'His first novel is a revelation ... the writing is vivid, serious and extraordinary ... wonderful' The Times
The Sea is My Brother is Jack Kerouac's very first novel, begun shortly after his tour as a merchant sailor in 1942. Lost during his lifetime, it is an intense portrait of friendship and brotherhood and a meditation on the desire to escape society, following the fortunes of two men as they impulsively decide to work their passage on the S.S. Westminster: drinking, arguing, playing cards, dodging torpedoes and contemplating the vast, terrible beauty of the sea. Published with fragments of early stories and letters, this visceral work gives a unique insight into the young Kerouac and the formation of his genius.

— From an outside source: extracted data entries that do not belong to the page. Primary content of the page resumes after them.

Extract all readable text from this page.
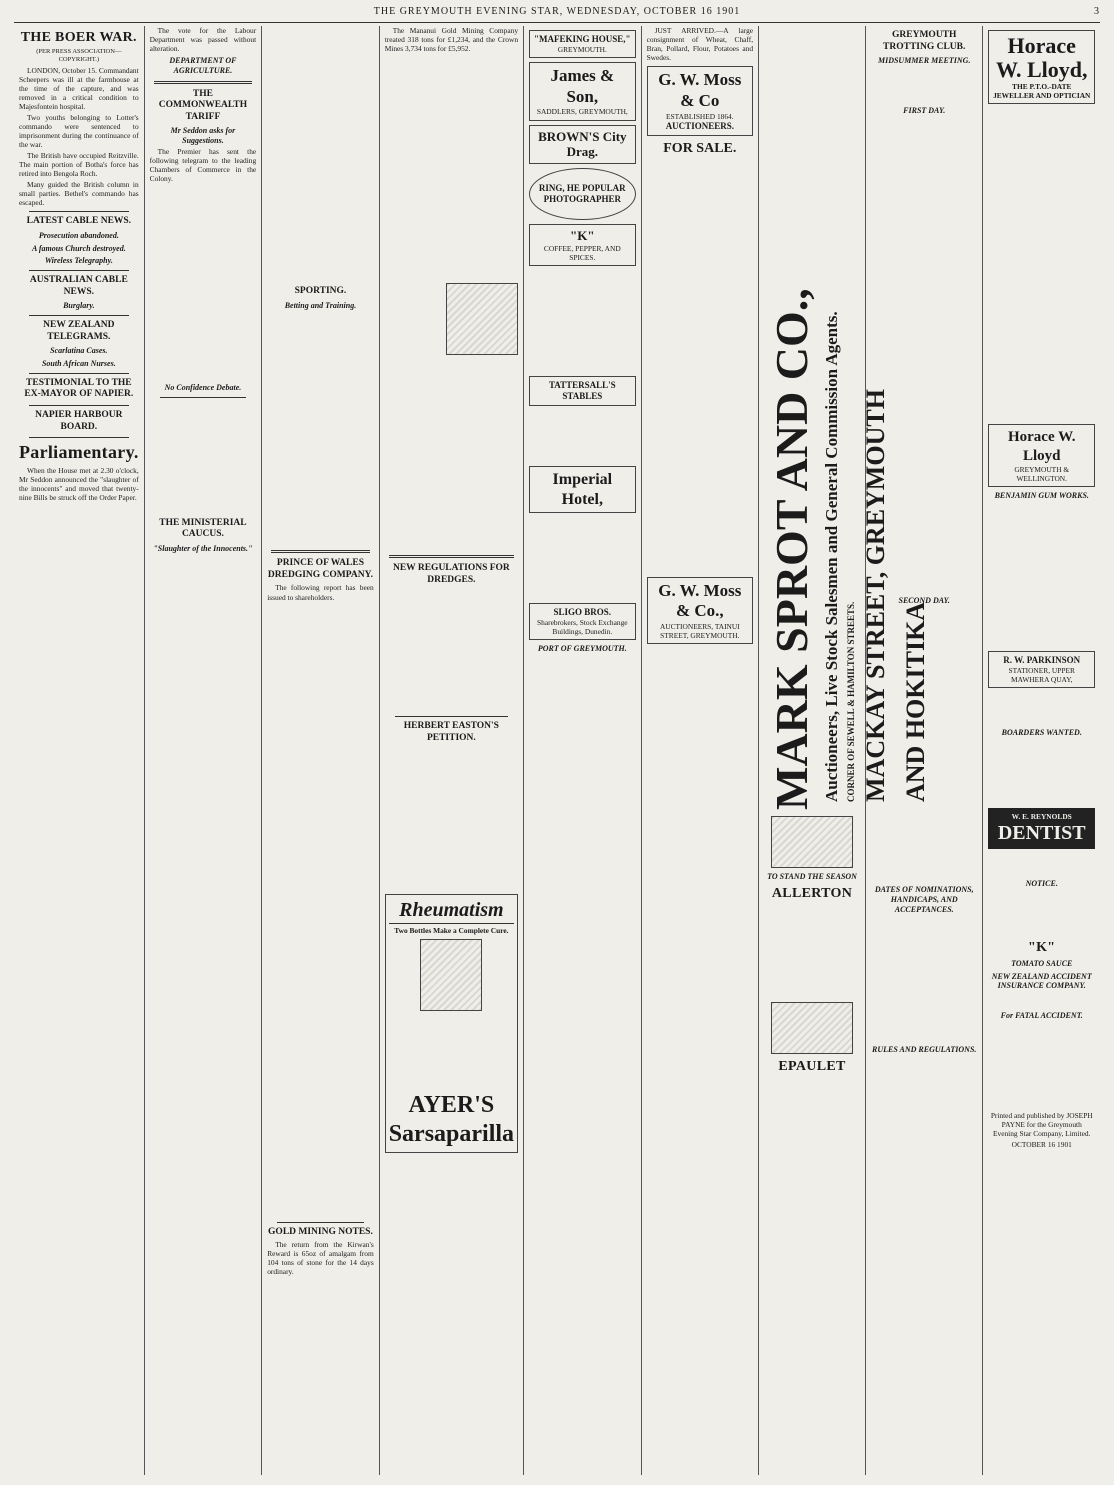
THE GREYMOUTH EVENING STAR, WEDNESDAY, OCTOBER 16 1901	3
THE BOER WAR.
(PER PRESS ASSOCIATION—COPYRIGHT.)

LONDON, October 15. Commandant Scheepers was ill at the farmhouse at the time of the capture, and was removed in a critical condition to Majesfontein hospital.

Two youths belonging to Lotter's commando were sentenced to imprisonment during the continuance of the war.

The British have occupied Reitzville. The main portion of Botha's force has retired into Bengola Roch.

Many guided the British column in small parties. Bethel's commando has escaped.

LATEST CABLE NEWS.
Prosecution abandoned.
A famous Church destroyed.
Wireless Telegraphy.
AUSTRALIAN CABLE NEWS.
Burglary.
NEW ZEALAND TELEGRAMS.
Scarlatina Cases.
South African Nurses.
TESTIMONIAL TO THE EX-MAYOR OF NAPIER.
NAPIER HARBOUR BOARD.
Parliamentary.

When the House met at 2.30 o'clock, Mr Seddon announced the "slaughter of the innocents" and moved that twenty-nine Bills be struck off the Order Paper.

The vote for the Labour Department was passed without alteration.

DEPARTMENT OF AGRICULTURE.
THE COMMONWEALTH TARIFF
Mr Seddon asks for Suggestions.

The Premier has sent the following telegram to the leading Chambers of Commerce in the Colony.

No Confidence Debate.
THE MINISTERIAL CAUCUS.
"Slaughter of the Innocents."
SPORTING.
Betting and Training.
PRINCE OF WALES DREDGING COMPANY.

The following report has been issued to shareholders.

GOLD MINING NOTES.

The return from the Kirwan's Reward is 65oz of amalgam from 104 tons of stone for the 14 days ordinary.

The Mananui Gold Mining Company treated 318 tons for £1,234, and the Crown Mines 3,734 tons for £5,952.

NEW REGULATIONS FOR DREDGES.
HERBERT EASTON'S PETITION.
Rheumatism
Two Bottles Make a Complete Cure.
AYER'S Sarsaparilla
"MAFEKING HOUSE,"
GREYMOUTH.
James & Son,
SADDLERS, GREYMOUTH,
BROWN'S City Drag.
RING, HE POPULAR PHOTOGRAPHER
"K"
COFFEE, PEPPER, AND SPICES.
TATTERSALL'S STABLES
Imperial Hotel,
SLIGO BROS.
Sharebrokers, Stock Exchange Buildings, Dunedin.
PORT OF GREYMOUTH.

JUST ARRIVED.—A large consignment of Wheat, Chaff, Bran, Pollard, Flour, Potatoes and Swedes.

G. W. Moss & Co
ESTABLISHED 1864.
AUCTIONEERS.
FOR SALE.
G. W. Moss & Co.,
AUCTIONEERS, TAINUI STREET, GREYMOUTH. MARK SPROT AND CO., Auctioneers, Live Stock Salesmen and General Commission Agents. CORNER OF SEWELL & HAMILTON STREETS. MACKAY STREET, GREYMOUTH AND HOKITIKA
TO STAND THE SEASON
ALLERTON
EPAULET
GREYMOUTH TROTTING CLUB.
MIDSUMMER MEETING.
FIRST DAY.
SECOND DAY.
DATES OF NOMINATIONS, HANDICAPS, AND ACCEPTANCES.
RULES AND REGULATIONS.
Horace W. Lloyd,
THE P.T.O.-DATE JEWELLER AND OPTICIAN
Horace W. Lloyd
GREYMOUTH & WELLINGTON.
BENJAMIN GUM WORKS.
R. W. PARKINSON
STATIONER, UPPER MAWHERA QUAY,
BOARDERS WANTED.
W. E. REYNOLDS
DENTIST
NOTICE.
"K"
TOMATO SAUCE
NEW ZEALAND ACCIDENT INSURANCE COMPANY.
For FATAL ACCIDENT.

Printed and published by JOSEPH PAYNE for the Greymouth Evening Star Company, Limited.

OCTOBER 16 1901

'What's clear from this newly published first novel is that Kerouac was positively fizzing with talent at an early age' Sunday Times
Jack Kerouac was born in Lowell, Massachusetts in 1922. In 1947, enthused by bebop, the rebel attitude of his friend Neal Cassady, and the throng of hobos, drug addicts and hustlers he encountered in New York, he decided to discover America and hitchhike across the country. His writing was openly autobiographical and he developed a style he referred to as 'spontaneous prose', which he used to record the experiences of the Beat Generation. Among his many novels are On the Road, Visions of Cody, The Subterraneans, The Dharma Bums and Big Sur. He died in 1969.